Ezekiel “Easy” Rawlins makes a likeable protagonist. As Devil in a Blue Dress begins, he’s just been fired from a job at a defense plant. In order to pay the mortgage payment on his new little house, Easy works as a private investigator in 1940s Los Angeles for a strange, white gangster.
Rawlins’ search for a white, blonde-haired female last seen wearing a unique blue dress takes the reader all over the late-1940s Los Angeles area. He finds the female but allows her to slip through his fingers. Easy benefits to some degree from money stolen by the woman from the white business owner who’s looking for her. Rawlins later learns the woman’s true identity. This factors significantly into the story told to the police and to the white man paying to have her found. Several folks end up killed, including the gangster who had acted as go-between with Rawlins and the businessman.
Over the course of the story, I came to like Easy Rawlins very much. He’s mostly honest, smart and courageous, although the same can’t be said for some of his so-called friends. By the end of the novel, Rawlins has found himself self-employed. He invested some of the “found” money and some of his investigator’s fee into another house that he rents out. And he takes on cases as a private investigator.

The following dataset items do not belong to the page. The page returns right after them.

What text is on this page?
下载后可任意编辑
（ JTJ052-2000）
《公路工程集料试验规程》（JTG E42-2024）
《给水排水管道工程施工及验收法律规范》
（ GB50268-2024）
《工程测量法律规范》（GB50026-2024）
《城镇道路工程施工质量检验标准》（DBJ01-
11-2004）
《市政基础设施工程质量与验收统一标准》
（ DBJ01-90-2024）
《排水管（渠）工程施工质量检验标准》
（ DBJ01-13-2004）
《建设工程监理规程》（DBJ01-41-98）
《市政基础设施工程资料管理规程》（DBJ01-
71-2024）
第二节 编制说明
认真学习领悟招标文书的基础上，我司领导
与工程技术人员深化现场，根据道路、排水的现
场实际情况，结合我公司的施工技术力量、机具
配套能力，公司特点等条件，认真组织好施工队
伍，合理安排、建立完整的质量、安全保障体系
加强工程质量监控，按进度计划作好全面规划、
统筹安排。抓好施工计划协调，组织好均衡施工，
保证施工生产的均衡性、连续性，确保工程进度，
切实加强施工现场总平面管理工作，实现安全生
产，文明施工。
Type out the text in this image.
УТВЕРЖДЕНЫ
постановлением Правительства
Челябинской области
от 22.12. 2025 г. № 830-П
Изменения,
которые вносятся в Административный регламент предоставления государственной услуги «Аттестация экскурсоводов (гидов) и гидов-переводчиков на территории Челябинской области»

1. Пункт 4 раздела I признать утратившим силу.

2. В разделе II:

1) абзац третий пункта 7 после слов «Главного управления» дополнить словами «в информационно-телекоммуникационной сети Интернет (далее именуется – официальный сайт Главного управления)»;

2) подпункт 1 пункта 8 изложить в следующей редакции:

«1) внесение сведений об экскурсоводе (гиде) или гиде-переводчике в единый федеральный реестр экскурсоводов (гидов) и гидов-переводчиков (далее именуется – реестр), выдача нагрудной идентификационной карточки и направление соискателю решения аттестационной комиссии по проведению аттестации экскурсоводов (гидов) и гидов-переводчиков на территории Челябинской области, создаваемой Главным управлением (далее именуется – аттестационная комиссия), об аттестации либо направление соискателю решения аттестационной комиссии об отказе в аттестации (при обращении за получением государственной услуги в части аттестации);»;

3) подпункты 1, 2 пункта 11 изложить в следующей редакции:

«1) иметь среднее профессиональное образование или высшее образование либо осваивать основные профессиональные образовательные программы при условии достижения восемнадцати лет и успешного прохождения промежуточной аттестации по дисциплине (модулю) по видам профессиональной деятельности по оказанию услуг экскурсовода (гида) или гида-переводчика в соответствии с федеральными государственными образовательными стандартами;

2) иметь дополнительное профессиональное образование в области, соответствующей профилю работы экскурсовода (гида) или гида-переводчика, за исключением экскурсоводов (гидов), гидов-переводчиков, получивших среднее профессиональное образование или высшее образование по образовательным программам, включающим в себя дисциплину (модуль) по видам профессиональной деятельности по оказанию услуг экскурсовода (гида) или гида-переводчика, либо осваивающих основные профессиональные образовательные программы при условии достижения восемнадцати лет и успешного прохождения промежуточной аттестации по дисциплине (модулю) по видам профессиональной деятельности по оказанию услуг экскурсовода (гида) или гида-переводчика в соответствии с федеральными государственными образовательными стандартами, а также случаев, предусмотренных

Devil in a Blue Dress (written in 1990) handles race relations as a noticeable subplot. Similarities exist between when the plot takes place – the late 40s – and today. “The thought of paying my mortgage reminded me of my front yard and the shade of my fruit trees in the summer heat. I felt that I was just as good as any white man, but if I didn’t even own my front door then people would look at me like just another poor beggar, with his hand outstretched.”
WANTING MORE
Reading more of Walter Mosley‘s Easy Rawlins series will be no hardship. Mosley’s prose style draws you into the story and holds your attention. I look forward to seeing what he’s been up to since this series opener. Judging by the number of books (15, including Blood Grove, published in 2021), Easy Rawlins has gotten himself into quite a bit of mystery and tight spots.